Adiantamento de pagamentos
Na execução do contrato, a equipe de auditoria registrou a aprovação e o pagamento da quarta e quinta medições de serviços sem a prévia comprovação de trabalhos já contratualmente definidos. Ou seja, teria ocorrido uma antecipação de pagamentos sem a anterior liquidação da despesa.
Fiscalização deficiente das obras
Em outro ponto da auditoria, foi questionada a ausência de adoção de providências por parte da Secretaria Especial de Portos da Presidência da República acerca de serviços de apoio à fiscalização das obras de dragagem no porto de Rio Grande. Os auditores dizem que, após mais de três meses de início das obras, nenhum relatório de fiscalização isento de erros havia sido entregue à secretaria pelo consórcio operante.
Empresas asseguram que cálculo está correto
O governo federal e as empreiteiras, em defesa promovida diante do Tribunal de Contas da União (TCU), garantem que não há embasamento técnico para alegações de sobrepreço na dragagem em Rio Grande. De parte do governo, a defesa da obra foi feita pelo Centro de Excelência em Engenharia de Transportes (Centran), do Ministério dos Transportes.
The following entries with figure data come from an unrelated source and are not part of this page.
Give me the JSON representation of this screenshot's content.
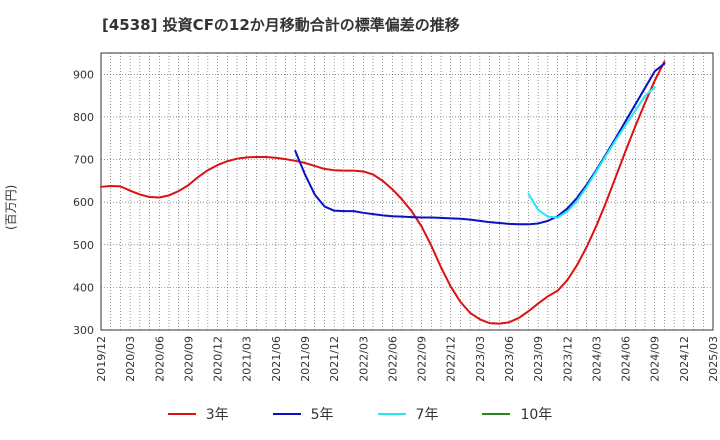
{
  "title": "[4538]  投資CFの12か月移動合計の標準偏差の推移",
  "y_unit_label": "(百万円)",
  "chart_data": {
    "type": "line",
    "title": "[4538]  投資CFの12か月移動合計の標準偏差の推移",
    "xlabel": "",
    "ylabel": "(百万円)",
    "ylim": [
      300,
      950
    ],
    "yticks": [
      300,
      400,
      500,
      600,
      700,
      800,
      900
    ],
    "x_tick_labels": [
      "2019/12",
      "2020/03",
      "2020/06",
      "2020/09",
      "2020/12",
      "2021/03",
      "2021/06",
      "2021/09",
      "2021/12",
      "2022/03",
      "2022/06",
      "2022/09",
      "2022/12",
      "2023/03",
      "2023/06",
      "2023/09",
      "2023/12",
      "2024/03",
      "2024/06",
      "2024/09",
      "2024/12",
      "2025/03"
    ],
    "grid": true,
    "legend_position": "bottom",
    "series": [
      {
        "name": "3年",
        "color": "#dd1111",
        "points": [
          [
            "2019/12",
            636
          ],
          [
            "2020/01",
            638
          ],
          [
            "2020/02",
            637
          ],
          [
            "2020/03",
            627
          ],
          [
            "2020/04",
            618
          ],
          [
            "2020/05",
            612
          ],
          [
            "2020/06",
            611
          ],
          [
            "2020/07",
            616
          ],
          [
            "2020/08",
            626
          ],
          [
            "2020/09",
            640
          ],
          [
            "2020/10",
            659
          ],
          [
            "2020/11",
            675
          ],
          [
            "2020/12",
            687
          ],
          [
            "2021/01",
            696
          ],
          [
            "2021/02",
            702
          ],
          [
            "2021/03",
            705
          ],
          [
            "2021/04",
            706
          ],
          [
            "2021/05",
            706
          ],
          [
            "2021/06",
            704
          ],
          [
            "2021/07",
            701
          ],
          [
            "2021/08",
            697
          ],
          [
            "2021/09",
            692
          ],
          [
            "2021/10",
            685
          ],
          [
            "2021/11",
            678
          ],
          [
            "2021/12",
            675
          ],
          [
            "2022/01",
            674
          ],
          [
            "2022/02",
            674
          ],
          [
            "2022/03",
            672
          ],
          [
            "2022/04",
            665
          ],
          [
            "2022/05",
            650
          ],
          [
            "2022/06",
            630
          ],
          [
            "2022/07",
            606
          ],
          [
            "2022/08",
            578
          ],
          [
            "2022/09",
            543
          ],
          [
            "2022/10",
            498
          ],
          [
            "2022/11",
            447
          ],
          [
            "2022/12",
            402
          ],
          [
            "2023/01",
            366
          ],
          [
            "2023/02",
            340
          ],
          [
            "2023/03",
            325
          ],
          [
            "2023/04",
            316
          ],
          [
            "2023/05",
            315
          ],
          [
            "2023/06",
            318
          ],
          [
            "2023/07",
            328
          ],
          [
            "2023/08",
            344
          ],
          [
            "2023/09",
            362
          ],
          [
            "2023/10",
            379
          ],
          [
            "2023/11",
            392
          ],
          [
            "2023/12",
            417
          ],
          [
            "2024/01",
            452
          ],
          [
            "2024/02",
            495
          ],
          [
            "2024/03",
            545
          ],
          [
            "2024/04",
            600
          ],
          [
            "2024/05",
            660
          ],
          [
            "2024/06",
            720
          ],
          [
            "2024/07",
            778
          ],
          [
            "2024/08",
            833
          ],
          [
            "2024/09",
            885
          ],
          [
            "2024/10",
            930
          ]
        ]
      },
      {
        "name": "5年",
        "color": "#0b10c6",
        "points": [
          [
            "2021/08",
            720
          ],
          [
            "2021/09",
            665
          ],
          [
            "2021/10",
            618
          ],
          [
            "2021/11",
            590
          ],
          [
            "2021/12",
            580
          ],
          [
            "2022/01",
            579
          ],
          [
            "2022/02",
            579
          ],
          [
            "2022/03",
            575
          ],
          [
            "2022/04",
            572
          ],
          [
            "2022/05",
            569
          ],
          [
            "2022/06",
            567
          ],
          [
            "2022/07",
            566
          ],
          [
            "2022/08",
            565
          ],
          [
            "2022/09",
            564
          ],
          [
            "2022/10",
            564
          ],
          [
            "2022/11",
            563
          ],
          [
            "2022/12",
            562
          ],
          [
            "2023/01",
            561
          ],
          [
            "2023/02",
            559
          ],
          [
            "2023/03",
            556
          ],
          [
            "2023/04",
            553
          ],
          [
            "2023/05",
            551
          ],
          [
            "2023/06",
            549
          ],
          [
            "2023/07",
            548
          ],
          [
            "2023/08",
            548
          ],
          [
            "2023/09",
            550
          ],
          [
            "2023/10",
            556
          ],
          [
            "2023/11",
            567
          ],
          [
            "2023/12",
            585
          ],
          [
            "2024/01",
            610
          ],
          [
            "2024/02",
            641
          ],
          [
            "2024/03",
            676
          ],
          [
            "2024/04",
            713
          ],
          [
            "2024/05",
            751
          ],
          [
            "2024/06",
            790
          ],
          [
            "2024/07",
            829
          ],
          [
            "2024/08",
            868
          ],
          [
            "2024/09",
            907
          ],
          [
            "2024/10",
            925
          ]
        ]
      },
      {
        "name": "7年",
        "color": "#22e8f2",
        "points": [
          [
            "2023/08",
            620
          ],
          [
            "2023/09",
            582
          ],
          [
            "2023/10",
            566
          ],
          [
            "2023/11",
            564
          ],
          [
            "2023/12",
            578
          ],
          [
            "2024/01",
            603
          ],
          [
            "2024/02",
            636
          ],
          [
            "2024/03",
            673
          ],
          [
            "2024/04",
            710
          ],
          [
            "2024/05",
            746
          ],
          [
            "2024/06",
            781
          ],
          [
            "2024/07",
            815
          ],
          [
            "2024/08",
            849
          ],
          [
            "2024/09",
            870
          ]
        ]
      },
      {
        "name": "10年",
        "color": "#1f8a1f",
        "points": []
      }
    ]
  }
}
O órgão explica que o item Despesas Eventuais inclui os riscos inesperados e imprevisíveis durante a dragagem. O Centran justifica os valores adotados para as despesas eventuais e diz que são fruto da metodologia de dragagem por resultados previstos em lei. O Centran insiste que a existência simultânea de dois fatores (Taxa de Margem de Incerteza e Despesas Eventuais) está correta.
O Centran informa também que, em vez de corrigir o custo mensal da dragagem ou acrescentar mais uma draga, optou-se por corrigir o preço unitário com fator multiplicador - o aumento do metro cúbico. Ou seja, elevar o pagamento pelo mesmo equipamento. Isso possibilitaria à empresa vencedora "mobilizar os meios necessários para que a produtividade fosse igual ou superior à necessária".
Na resposta ao TCU, o consórcio Odebrecht-Jan de Nul, que realizou a dragagem em Rio Grande, informou que, na planilha de preços apresentada, não foram consideradas despesas eventuais. O consórcio disse que respeitou exigências de produtividade e prazo estabelecidas no contrato ao escolher a draga. O equipamento, segundo o consórcio, teria atingido produção mensal de material dragado acima do requerido pela licitação. A Odebrecht, em nota oficial, afirmou que "o tema em questão é objeto de um processo de auditoria junto ao TCU, ao qual estão sendo apresentadas todas as explicações referentes aos apontamentos levantados pelo seu órgão técnico".